When it comes to cultivators selling directly to provinces, though, he thinks several other hurdles will make the option less than viable for most. Meeting quality assurance standards without an on-site QAP can be challenging, and provinces will not necessarily want to deal with numerous individual cultivators—something the expert panel’s report also acknowledges. 

Janeen Davis, VP of sales at Joint Venture Craft Cannabis, which operates as a processor and distributor for numerous micro and craft brands, shares a similar perspective. 

“I think that some cultivators certainly have the ability to package and process CPG goods to provincial distributors. But others may still struggle with compliance issues. So I think there’s varying ability among cultivators that could find success in that approach.”

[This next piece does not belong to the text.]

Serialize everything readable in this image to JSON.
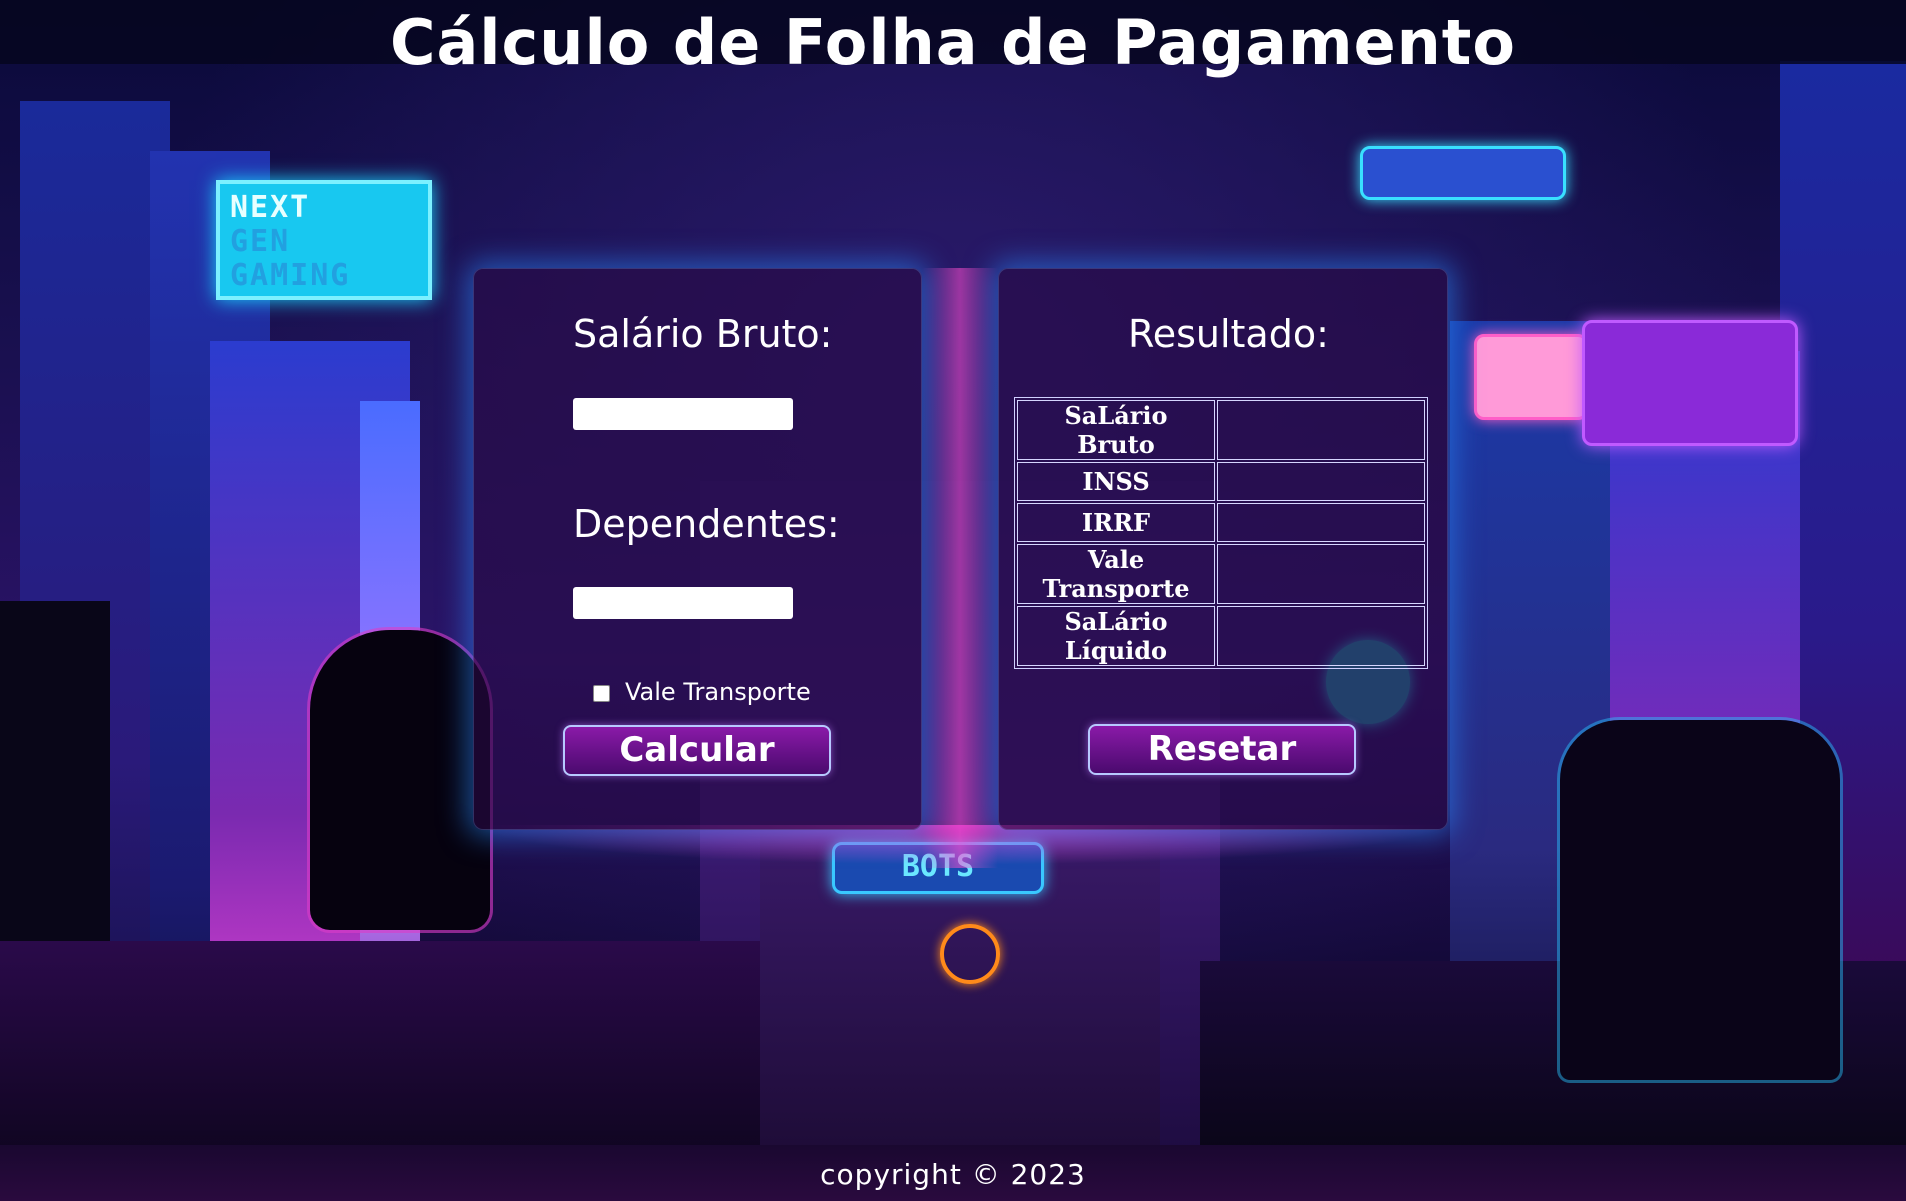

The real challenge, says Davis, is not the ability of a micro cultivator to get a processing licence, something she argues is relatively straightforward, but in getting approved by a province to sell into their markets. Davis also emphasizes that while she is aware that many small cannabis companies are struggling, many are doing well even under the current federal and provincial regulations, including Joint Ventures.

Jonathan Wilson, CEO of Crystal Cure, a micro cannabis producer in New Brunswick, says he was pleased to see the report address challenges that small producers face. 

“I’m just excited to see so many mentions of small producers. It’s great to see that. From a small producer’s perspective, they do seem to understand some of the specific concerns we’re facing.”

“I think that some cultivators certainly have the ability to package and process CPG goods to provincial distributors. But others may still struggle with compliance issues.”

Janeen Davis, Joint Ventures Craft Cannabis

Wilson was most excited by the recommendations of provinces to allow more options with farmgate and allowing producers to sell directly to consumers. Crystal Cure is one of a handful of licensed farmgate producers in New Brunswick, meaning they can operate a retail store at their production facility, selling directly to consumers. 

He says he’s been pushing the province to expand on the farmgate model, as well as allowing them to ship cannabis from their farmgate store directly to consumers. 

“(The province) has been telling us they are waiting on guidance from the federal government, so now we have that. Now we can say ‘Hey, they’re recommending this. We’ve been echoing this and this is very consistent with what we’ve been lobbying for.”